Tenth grader Jamison went on to say, “To start off with, all of the classes are awesome, they go way more in-depth and just generally are more fun than any other school experience that I have had. I also love the teachers and how they relate to the students, they are engaging and help bring the classes to life.”
As you can see, Jamison is really enjoying his time as a new student, and even though he joined in 10th grade and not 9th grade, he really is making the best of it.
“Making friends has been cool; however, since most people already know each other from middle school, I sort of have to jump into premade friend groups. They are all accepting, though, and I feel content with the friends I have,” Jamison ends.
Something we can see here, obviously, is how Jamison as a new student enjoys the welcoming environment and the fun classes. This is really what makes the perspective of a new student interesting. You can expect freshmen at different schools to most likely have a hard time trying to find new friends, but at Rowland Hall, that’s not the case.
I interviewed senior Towfiq Aziz about his past experience as a new student, and he responded, “I was in 10th grade when I joined Rowland Hall (2020-2021 school year). Since it was during the peak of Covid, everyone wore masks, and we had a hybrid schedule.”
Joining during the Covid-19 school years was definitely painful for Towfiq. However, would this make his experience more interesting?
“It was hard for me to make new friends, especially since everyone basically already knew each other from 9th grade and/or middle school.
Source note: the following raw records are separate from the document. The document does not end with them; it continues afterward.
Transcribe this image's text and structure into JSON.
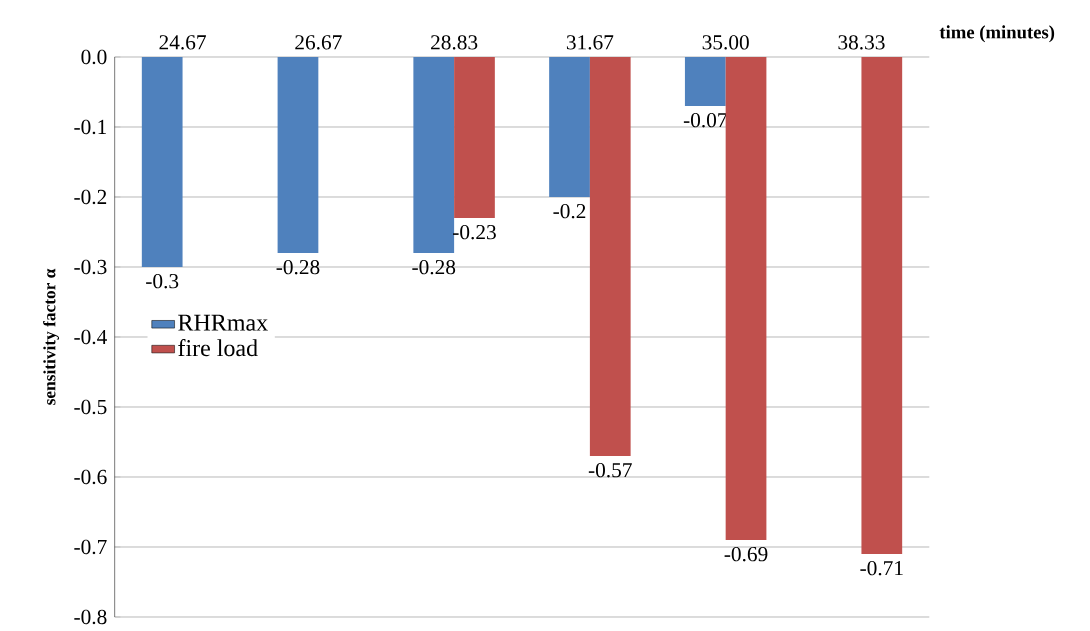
{
  "chart_data": {
    "type": "bar",
    "xlabel": "time (minutes)",
    "ylabel": "sensitivity factor **α**",
    "categories": [
      "24.67",
      "26.67",
      "28.83",
      "31.67",
      "35.00",
      "38.33"
    ],
    "series": [
      {
        "name": "RHRmax",
        "color": "#4f81bd",
        "values": [
          -0.3,
          -0.28,
          -0.28,
          -0.2,
          -0.07,
          null
        ],
        "value_labels": [
          "-0.3",
          "-0.28",
          "-0.28",
          "-0.2",
          "-0.07",
          null
        ]
      },
      {
        "name": "fire load",
        "color": "#c0504d",
        "values": [
          null,
          null,
          -0.23,
          -0.57,
          -0.69,
          -0.71
        ],
        "value_labels": [
          null,
          null,
          "-0.23",
          "-0.57",
          "-0.69",
          "-0.71"
        ]
      }
    ],
    "ylim": [
      -0.8,
      0
    ],
    "yticks": [
      {
        "value": 0,
        "label": "0.0"
      },
      -0.1,
      -0.2,
      -0.3,
      -0.4,
      -0.5,
      -0.6,
      -0.7,
      -0.8
    ],
    "grid": "y",
    "legend": "left"
  }
}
It was also a bit hard to adapt to a new school, especially since it was my first time moving (I had been born and raised in North Carolina), and my mental and emotional state wasn't the best,” Towfiq added.
To answer my question above, yes it definitely made Towfiq’s experience as a new student very interesting. It was hard for him to make friends not only because of how everyone already knew each other, but how the school year was hybrid.
“I didn't feel too included, although I did have a few people ask if I wanted to hang out with them. They were good people and students, but just not my friend group,” Towfiq ends.
Obviously, Towfiq’s experience was challenging, though the interesting stuff I found about his perspective was, yet again, how the students made him feel included. Although he said he didn’t feel too included by the people who became his friend group, students still asked to hang out with him, which is somewhat inclusive. That’s something I also found in Jamison’s quote, inclusion.
I also interviewed a student by the name of Gavin Schmidt who joined this year as a 9th grader, and he said, “As a new student to Rowland Hall, I feel very happy, the teachers are great, most students are friendly, and I’m happy I’m in a warm, welcoming environment.”
Like Jamison and Towfiq, Gavin notes that the students are friendly.
“From my point of view, I feel amazing at this school and am very glad to be part of the community. I think Rowland Hall does a good job welcoming new students,” Gavin ends.
It’s really obvious Gavin is enjoying his experience. He calls and considers our school a community. I’ve noticed many people don’t call their schools communities, but instead just consider them as a mess of conflicting communities that can’t blend peacefully. So our school being called a community is kind of special. Now, it’s obvious that Gavin is not only enjoying his experience, but he’s having a very wonderful time because of the inclusion.
When I read all of those quotes, inclusion is that one word that keeps popping up in my mind. Although some of the new students talk about a good education, inclusion is still in the lead. My question has been answered about what makes the perspective of a new student interesting, but one question still lingers in my head, does inclusion add to the quality of education at Rowland Hall?